Черенок лежал на спине, слушал и смотрел в чистый, усеянный созвездиями небесный купол.

«Вот Орион, там Кассиопея, Полярная, а рядом Большая Медведица», – незаметно для себя отмечал он.

Звездный, мерцающий мир жил своей жизнью. Вид чистого ночного неба вызывал у Черенка какие‑то новые, особенно волнующие чувства. Тысячи небесных тел, больших и малых, ярких и бледных, каждое со своей неповторимой судьбой, связанные между собой вечной великой силой, несутся в бесконечности, рождаются, развиваются, стареют.

Черенок смотрел в полутемное небо, долгим взглядом проводил одинокую падающую звезду. Вспомнив рассказ Остапа, пожалел, что не пришлось встретиться с Сергеем. Когда‑то теперь увидятся они, по каким дорогам разметает их война?

При воспоминании о друге в памяти, как живая, встала Галина, и неудержимо захотелось хотя бы на одно мгновение взглянуть в ее глаза. Из темноты донеслись звуки баяна. Где‑то пели.
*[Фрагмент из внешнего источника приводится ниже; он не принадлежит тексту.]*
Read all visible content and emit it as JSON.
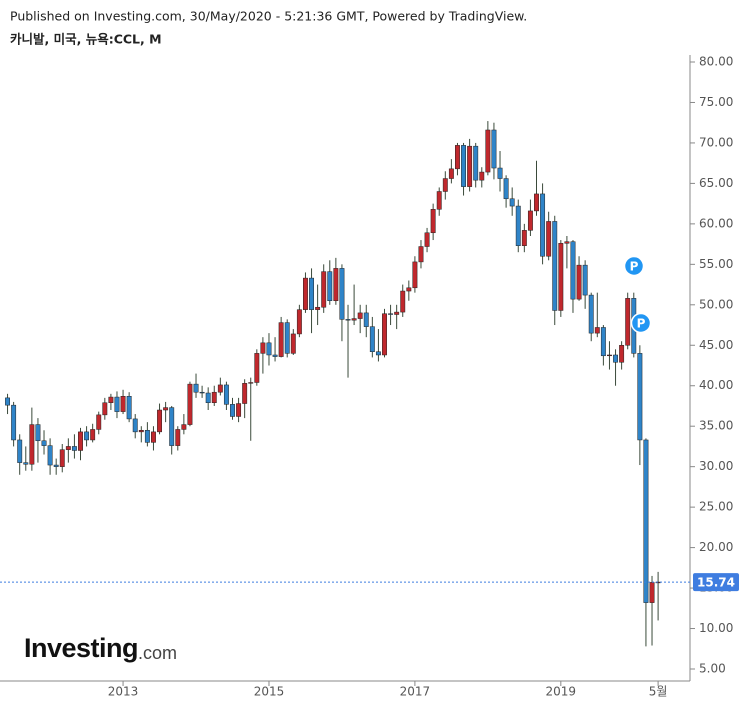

Черенок вздохнул, приподнялся, закурил. Справа, у самолета Оленина, слышался говор, прерываемый дружным смехом.

– Товарищ комеска, идите к нам! – позвали оттуда.

– Сейчас. Иду! – отозвался Черенок.

Огибая чернеющие контуры самолетов, он пошел на красные точки папирос, вспыхивающие в темноте.

Окруженный товарищами, Остап по своему обыкновению рассказывал одну из забавных историй, припасенных у него на каждый жизненный случай. Летчики с интересом слушали его разглагольствования.

– Когда попадешь в госпиталь и увидишь, что не один ты в таком критическом положении, то поневоле примиришься с постигшей тебя участью… – подходя к группе, услышал его голос Черенок. – Дураком бы я был, если бы умер, не дожив до такого вечера. Вот хотя бы старшего лейтенанта спросите, – кивнул он на Черенка, – он в госпитальных вопросах понимает. Им в госпитале до сих пор еще интересуются.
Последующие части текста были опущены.